A noter que les passes de Fambine et Ndar très riches en ressources halieutiques constituent pour la zone un important site de reproduction d'Ardeidés.

Sur le plan archéologique, 33 amas coquilliers dont 7 porteurs de tumulus sont relevés sur les rives du Bandiala et de ses affluents (1977).

Les principaux problèmes à résoudre sont : la destruction de la végétation naturelle due aux défrichements abusifs et les feux de brousse.

Une zone de transition : aire offrant le plus grand potentiel de développement durable. Cette zone de coopération peut se prêter à une variété d'activités agricoles, à des campements et à d'autres fins, et dans laquelle les communautés locales, les ONG, les GIE, les groupements culturels et d'autres bailleurs de fonds travaillent ensemble pour la gestion et le développement de la zone. Les îles Gandoul (y compris le Saloum), les îles Mar au Nord, les vasières de Fimela-Palmarin et Joal à l'ouest, les tannes de Fayil-Faoye au nord et l'interface estuaire-continent, de l'Est de Foundiougne à Missira constituent pour la RBDS la zone de transition.

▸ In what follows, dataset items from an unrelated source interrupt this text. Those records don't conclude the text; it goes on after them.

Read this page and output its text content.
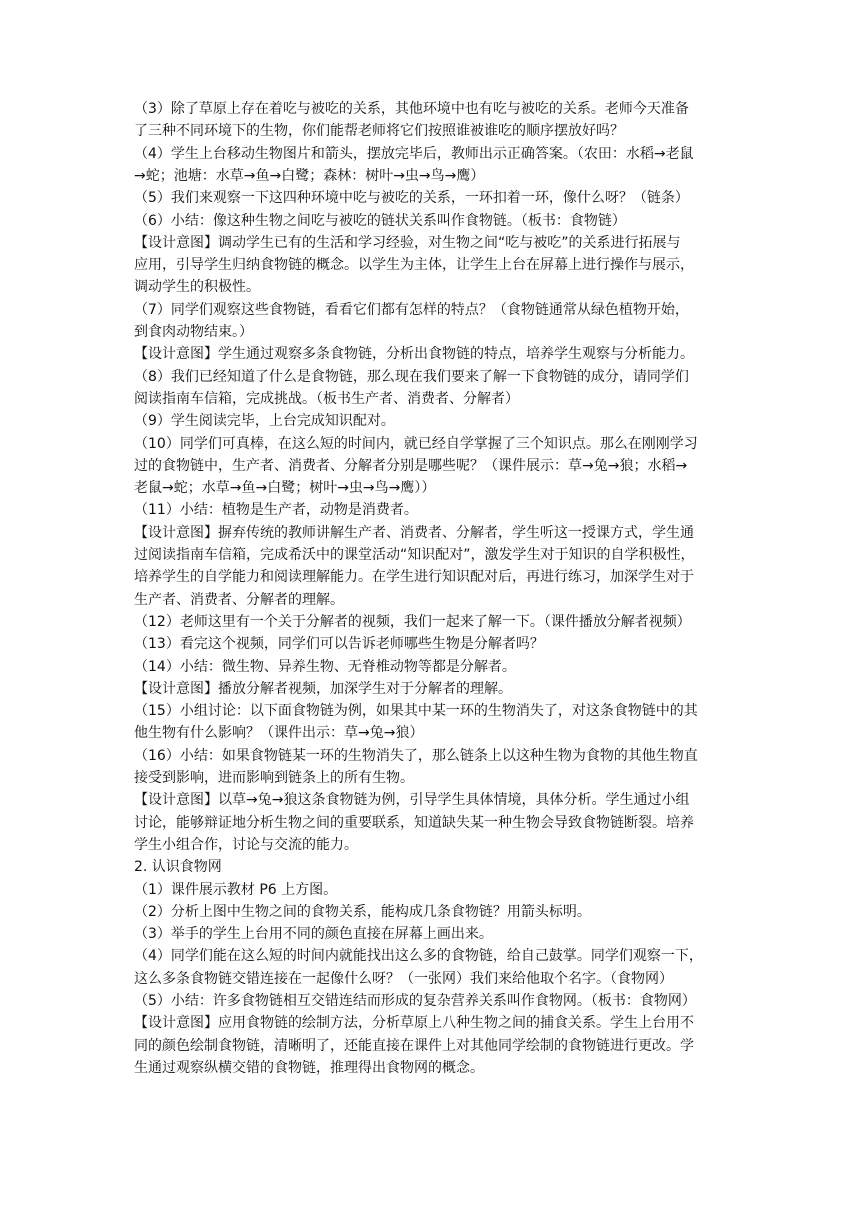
（3）除了草原上存在着吃与被吃的关系，其他环境中也有吃与被吃的关系。老师今天准备
了三种不同环境下的生物，你们能帮老师将它们按照谁被谁吃的顺序摆放好吗？
（4）学生上台移动生物图片和箭头，摆放完毕后，教师出示正确答案。（农田：水稻→老鼠
→蛇；池塘：水草→鱼→白鹭；森林：树叶→虫→鸟→鹰）
（5）我们来观察一下这四种环境中吃与被吃的关系，一环扣着一环，像什么呀？（链条）
（6）小结：像这种生物之间吃与被吃的链状关系叫作食物链。（板书：食物链）
【设计意图】调动学生已有的生活和学习经验，对生物之间“吃与被吃”的关系进行拓展与
应用，引导学生归纳食物链的概念。以学生为主体，让学生上台在屏幕上进行操作与展示，
调动学生的积极性。
（7）同学们观察这些食物链，看看它们都有怎样的特点？（食物链通常从绿色植物开始，
到食肉动物结束。）
【设计意图】学生通过观察多条食物链，分析出食物链的特点，培养学生观察与分析能力。
（8）我们已经知道了什么是食物链，那么现在我们要来了解一下食物链的成分，请同学们
阅读指南车信箱，完成挑战。（板书生产者、消费者、分解者）
（9）学生阅读完毕，上台完成知识配对。
（10）同学们可真棒，在这么短的时间内，就已经自学掌握了三个知识点。那么在刚刚学习
过的食物链中，生产者、消费者、分解者分别是哪些呢？（课件展示：草→兔→狼；水稻→
老鼠→蛇；水草→鱼→白鹭；树叶→虫→鸟→鹰））
（11）小结：植物是生产者，动物是消费者。
【设计意图】摒弃传统的教师讲解生产者、消费者、分解者，学生听这一授课方式，学生通
过阅读指南车信箱，完成希沃中的课堂活动“知识配对”，激发学生对于知识的自学积极性，
培养学生的自学能力和阅读理解能力。在学生进行知识配对后，再进行练习，加深学生对于
生产者、消费者、分解者的理解。
（12）老师这里有一个关于分解者的视频，我们一起来了解一下。（课件播放分解者视频）
（13）看完这个视频，同学们可以告诉老师哪些生物是分解者吗？
（14）小结：微生物、异养生物、无脊椎动物等都是分解者。
【设计意图】播放分解者视频，加深学生对于分解者的理解。
（15）小组讨论：以下面食物链为例，如果其中某一环的生物消失了，对这条食物链中的其
他生物有什么影响？（课件出示：草→兔→狼）
（16）小结：如果食物链某一环的生物消失了，那么链条上以这种生物为食物的其他生物直
接受到影响，进而影响到链条上的所有生物。
【设计意图】以草→兔→狼这条食物链为例，引导学生具体情境，具体分析。学生通过小组
讨论，能够辩证地分析生物之间的重要联系，知道缺失某一种生物会导致食物链断裂。培养
学生小组合作，讨论与交流的能力。
2. 认识食物网
（1）课件展示教材 P6 上方图。
（2）分析上图中生物之间的食物关系，能构成几条食物链？用箭头标明。
（3）举手的学生上台用不同的颜色直接在屏幕上画出来。
（4）同学们能在这么短的时间内就能找出这么多的食物链，给自己鼓掌。同学们观察一下，
这么多条食物链交错连接在一起像什么呀？（一张网）我们来给他取个名字。（食物网）
（5）小结：许多食物链相互交错连结而形成的复杂营养关系叫作食物网。（板书：食物网）
【设计意图】应用食物链的绘制方法，分析草原上八种生物之间的捕食关系。学生上台用不
同的颜色绘制食物链，清晰明了，还能直接在课件上对其他同学绘制的食物链进行更改。学
生通过观察纵横交错的食物链，推理得出食物网的概念。
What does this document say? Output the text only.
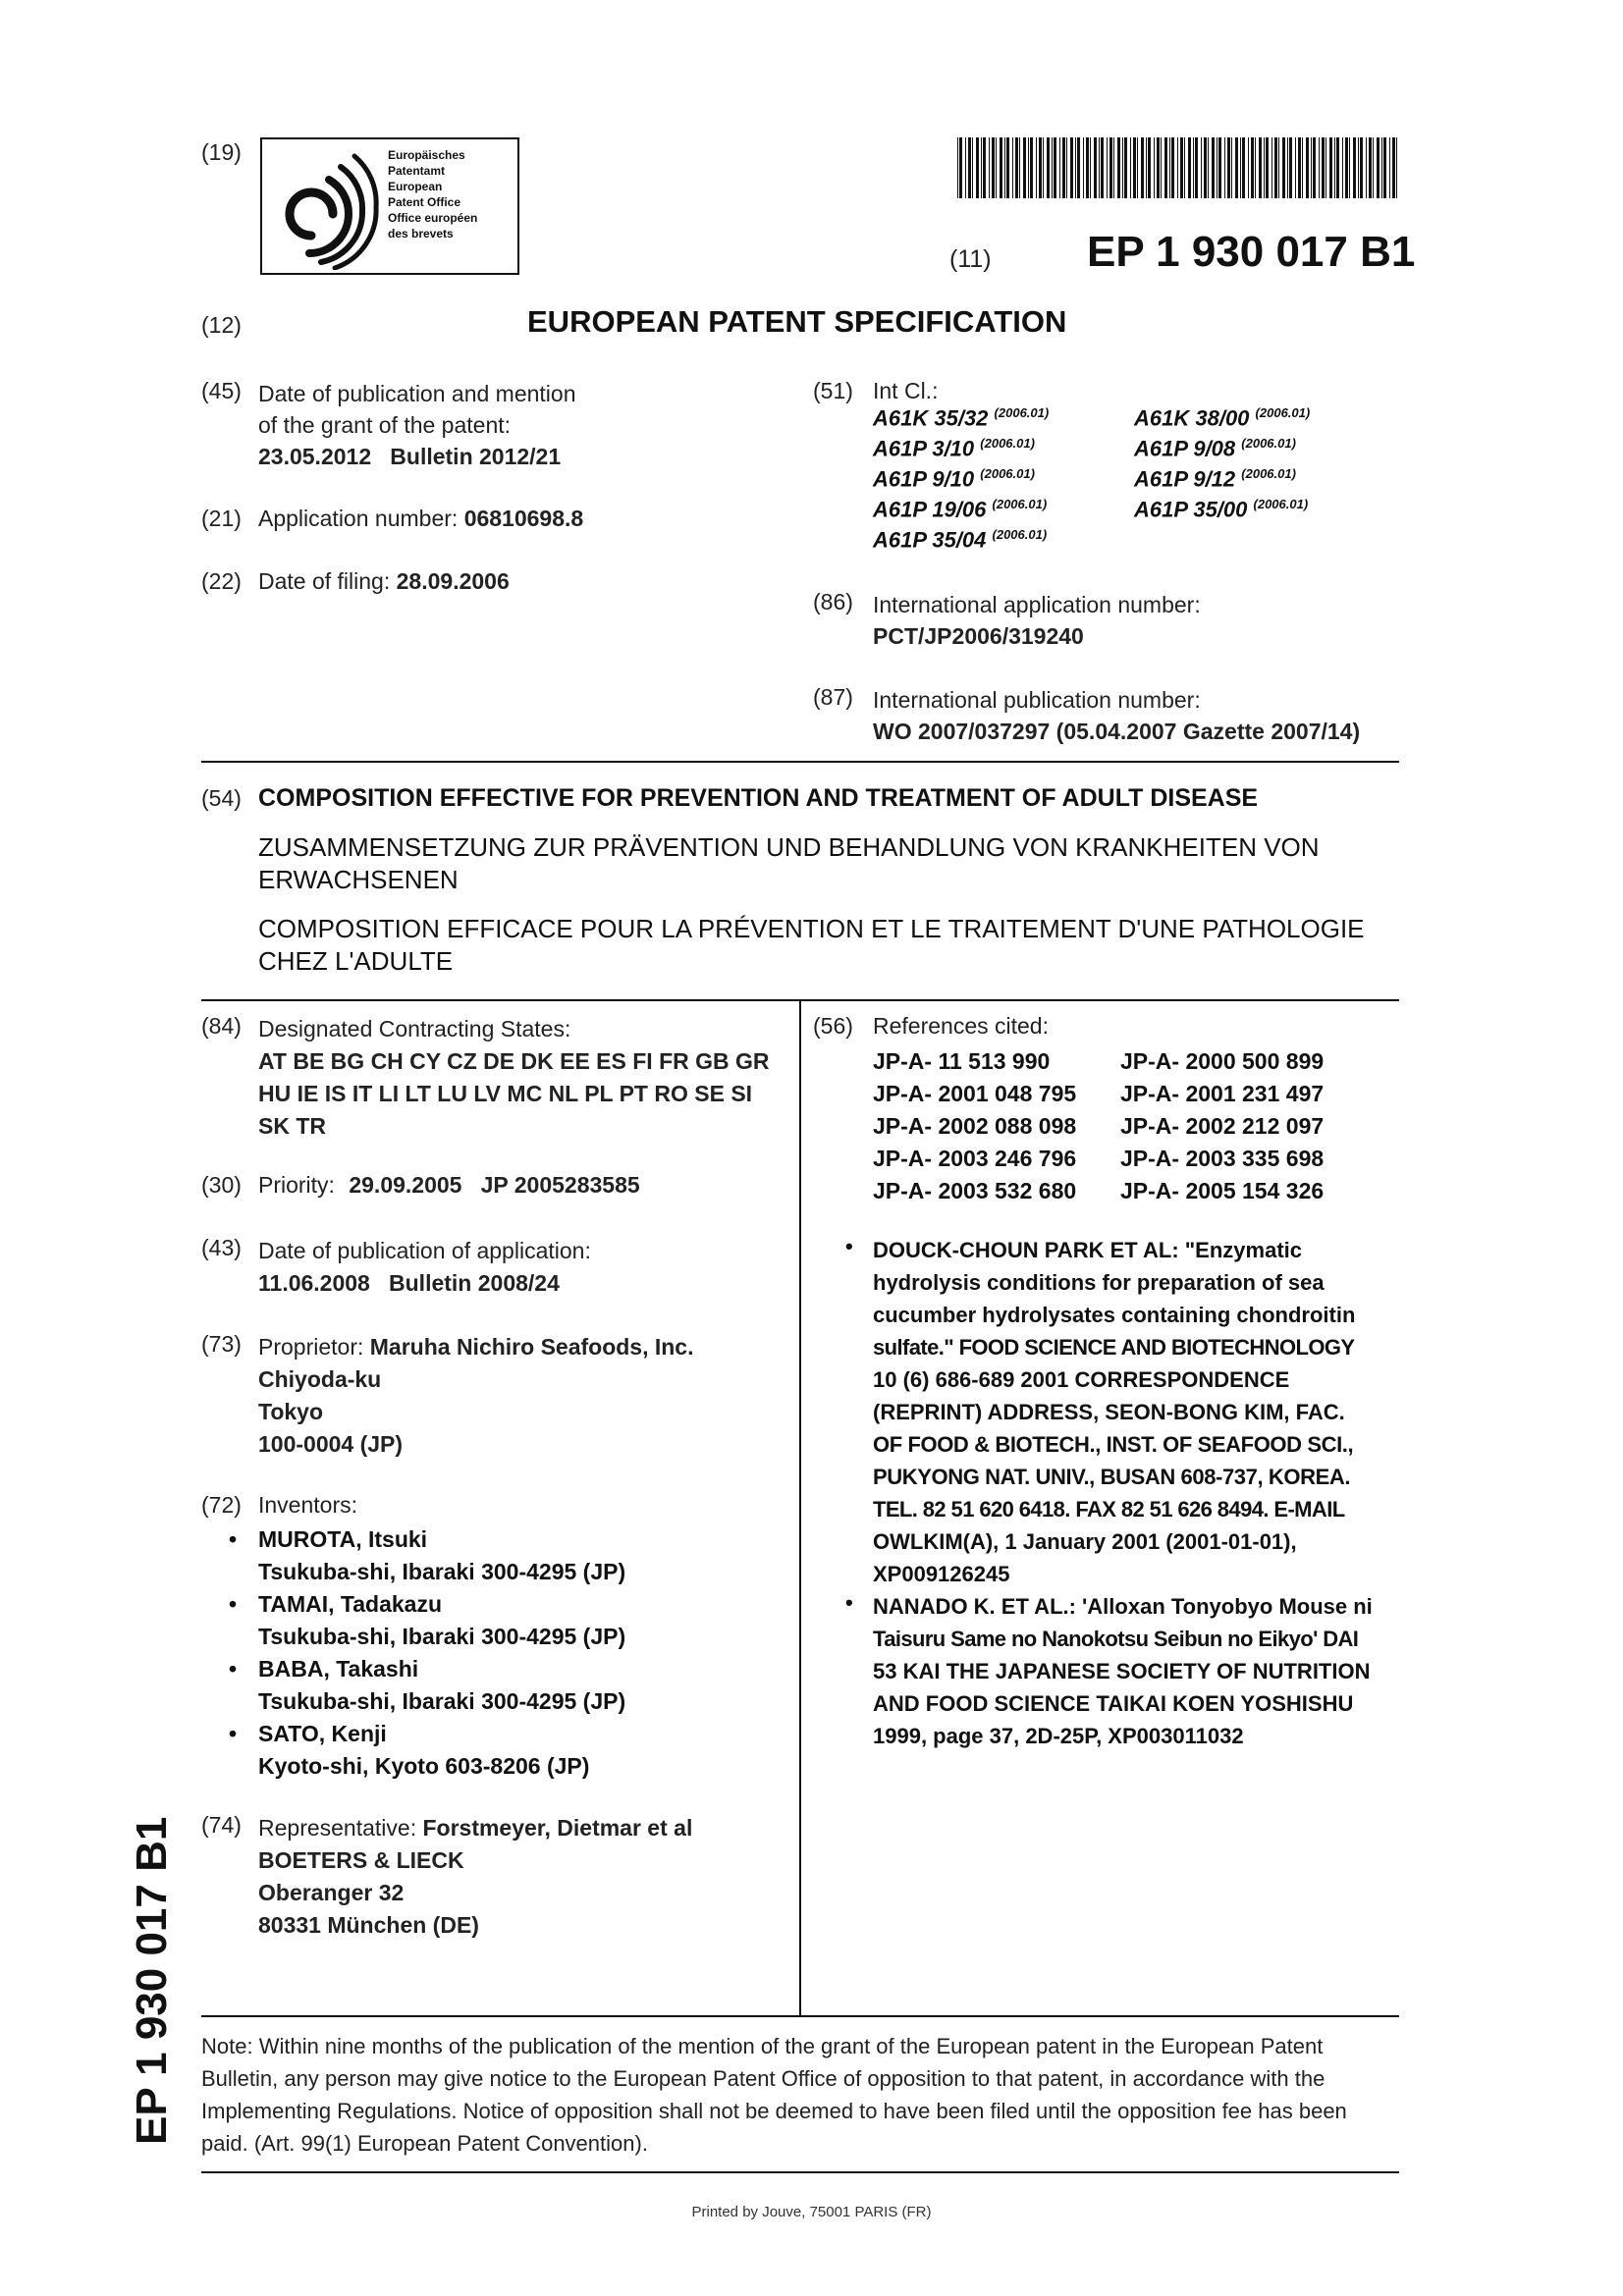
(19)	Europäisches
Patentamt
European
Patent Office
Office européen
des brevets
(11) EP 1 930 017 B1
(12)	EUROPEAN PATENT SPECIFICATION
(45) Date of publication and mention
of the grant of the patent:
23.05.2012   Bulletin 2012/21
(21) Application number: 06810698.8
(22) Date of filing: 28.09.2006
(51) Int Cl.:
A61K 35/32 $^{(2006.01)}$
A61P 3/10 $^{(2006.01)}$
A61P 9/10 $^{(2006.01)}$
A61P 19/06 $^{(2006.01)}$
A61P 35/04 $^{(2006.01)}$
A61K 38/00 $^{(2006.01)}$
A61P 9/08 $^{(2006.01)}$
A61P 9/12 $^{(2006.01)}$
A61P 35/00 $^{(2006.01)}$
(86) International application number:
PCT/JP2006/319240
(87) International publication number:
WO 2007/037297 (05.04.2007 Gazette 2007/14)
(54) COMPOSITION EFFECTIVE FOR PREVENTION AND TREATMENT OF ADULT DISEASE
ZUSAMMENSETZUNG ZUR PRÄVENTION UND BEHANDLUNG VON KRANKHEITEN VON
ERWACHSENEN
COMPOSITION EFFICACE POUR LA PRÉVENTION ET LE TRAITEMENT D'UNE PATHOLOGIE
CHEZ L'ADULTE
(84) Designated Contracting States:
AT BE BG CH CY CZ DE DK EE ES FI FR GB GR
HU IE IS IT LI LT LU LV MC NL PL PT RO SE SI
SK TR
(30) Priority: 29.09.2005   JP 2005283585
(43) Date of publication of application:
11.06.2008   Bulletin 2008/24
(73) Proprietor: Maruha Nichiro Seafoods, Inc.
Chiyoda-ku
Tokyo
100-0004 (JP)
(72) Inventors:
• MUROTA, Itsuki
Tsukuba-shi, Ibaraki 300-4295 (JP)
• TAMAI, Tadakazu
Tsukuba-shi, Ibaraki 300-4295 (JP)
• BABA, Takashi
Tsukuba-shi, Ibaraki 300-4295 (JP)
• SATO, Kenji
Kyoto-shi, Kyoto 603-8206 (JP)
(74) Representative: Forstmeyer, Dietmar et al
BOETERS & LIECK
Oberanger 32
80331 München (DE)
(56) References cited:
JP-A- 11 513 990	JP-A- 2000 500 899
JP-A- 2001 048 795 JP-A- 2001 231 497
JP-A- 2002 088 098 JP-A- 2002 212 097
JP-A- 2003 246 796 JP-A- 2003 335 698
JP-A- 2003 532 680 JP-A- 2005 154 326
• DOUCK-CHOUN PARK ET AL: "Enzymatic
hydrolysis conditions for preparation of sea
cucumber hydrolysates containing chondroitin
sulfate." FOOD SCIENCE AND BIOTECHNOLOGY
10 (6) 686-689 2001 CORRESPONDENCE
(REPRINT) ADDRESS, SEON-BONG KIM, FAC.
OF FOOD & BIOTECH., INST. OF SEAFOOD SCI.,
PUKYONG NAT. UNIV., BUSAN 608-737, KOREA.
TEL. 82 51 620 6418. FAX 82 51 626 8494. E-MAIL
OWLKIM(A), 1 January 2001 (2001-01-01),
XP009126245
• NANADO K. ET AL.: 'Alloxan Tonyobyo Mouse ni
Taisuru Same no Nanokotsu Seibun no Eikyo' DAI
53 KAI THE JAPANESE SOCIETY OF NUTRITION
AND FOOD SCIENCE TAIKAI KOEN YOSHISHU
1999, page 37, 2D-25P, XP003011032
Note: Within nine months of the publication of the mention of the grant of the European patent in the European Patent
Bulletin, any person may give notice to the European Patent Office of opposition to that patent, in accordance with the
Implementing Regulations. Notice of opposition shall not be deemed to have been filed until the opposition fee has been
paid. (Art. 99(1) European Patent Convention).
EP 1 930 017 B1
Printed by Jouve, 75001 PARIS (FR)
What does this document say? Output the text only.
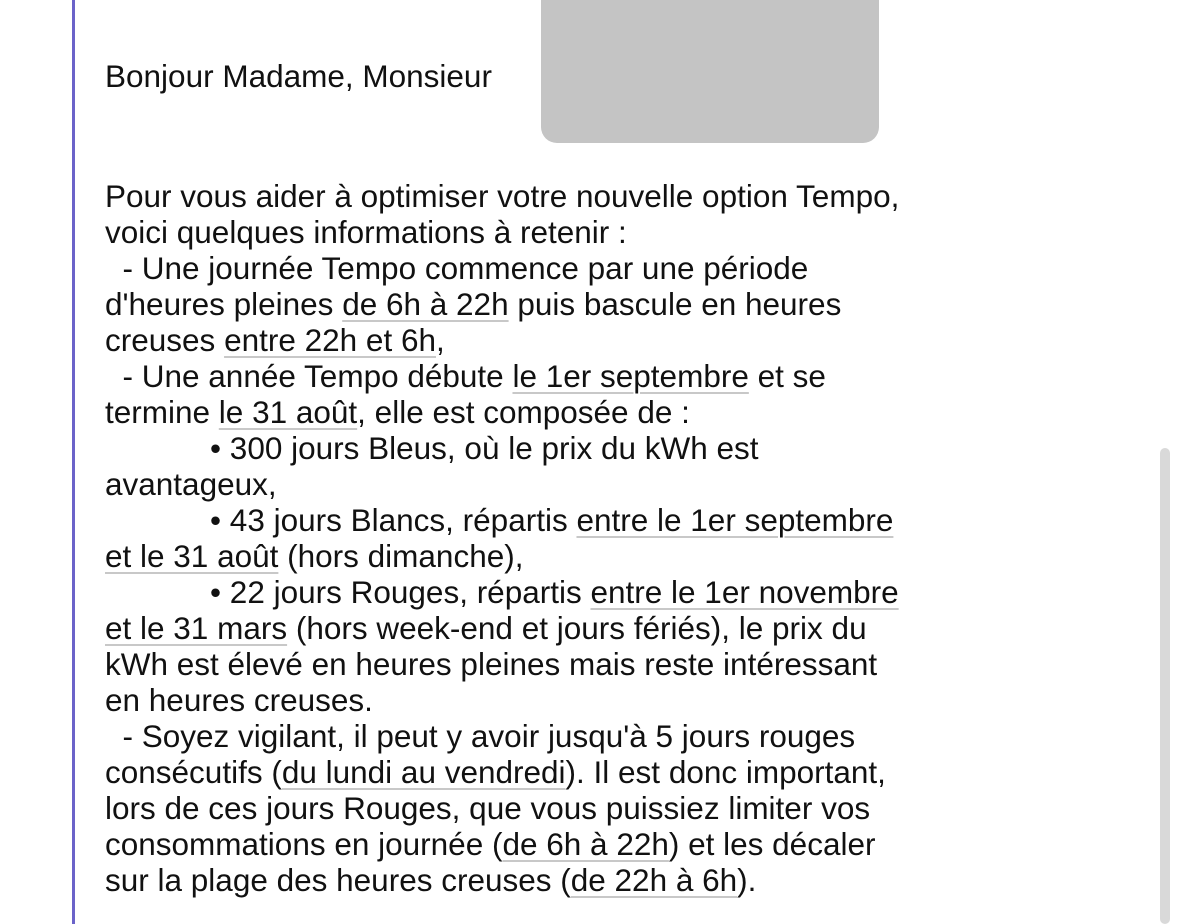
Bonjour Madame, Monsieur
Pour vous aider à optimiser votre nouvelle option Tempo,
voici quelques informations à retenir :
- Une journée Tempo commence par une période
d'heures pleines de 6h à 22h puis bascule en heures
creuses entre 22h et 6h,
- Une année Tempo débute le 1er septembre et se
termine le 31 août, elle est composée de :
• 300 jours Bleus, où le prix du kWh est
avantageux,
• 43 jours Blancs, répartis entre le 1er septembre
et le 31 août (hors dimanche),
• 22 jours Rouges, répartis entre le 1er novembre
et le 31 mars (hors week-end et jours fériés), le prix du
kWh est élevé en heures pleines mais reste intéressant
en heures creuses.
- Soyez vigilant, il peut y avoir jusqu'à 5 jours rouges
consécutifs (du lundi au vendredi). Il est donc important,
lors de ces jours Rouges, que vous puissiez limiter vos
consommations en journée (de 6h à 22h) et les décaler
sur la plage des heures creuses (de 22h à 6h).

L'aire de transition au niveau de la RBDS est caractérisée par l'importance des parcs arborés (à Detarium senegalense et à Neocarya macrophylla. Syn. Parinari macrophylla), la présence de rôneraies et de mangrove, l'existence d'un certain nombre de vasières, et d'amas coquilliers. Des sites de reproduction de la tortue verte sont rencontrés (Palmarin, Fandion). La zone de transition est également marquée par l'importance du peuplement humain avec la présence d'importants villages. Les activités agricoles, la pêche, le tourisme de découverte y sont développées.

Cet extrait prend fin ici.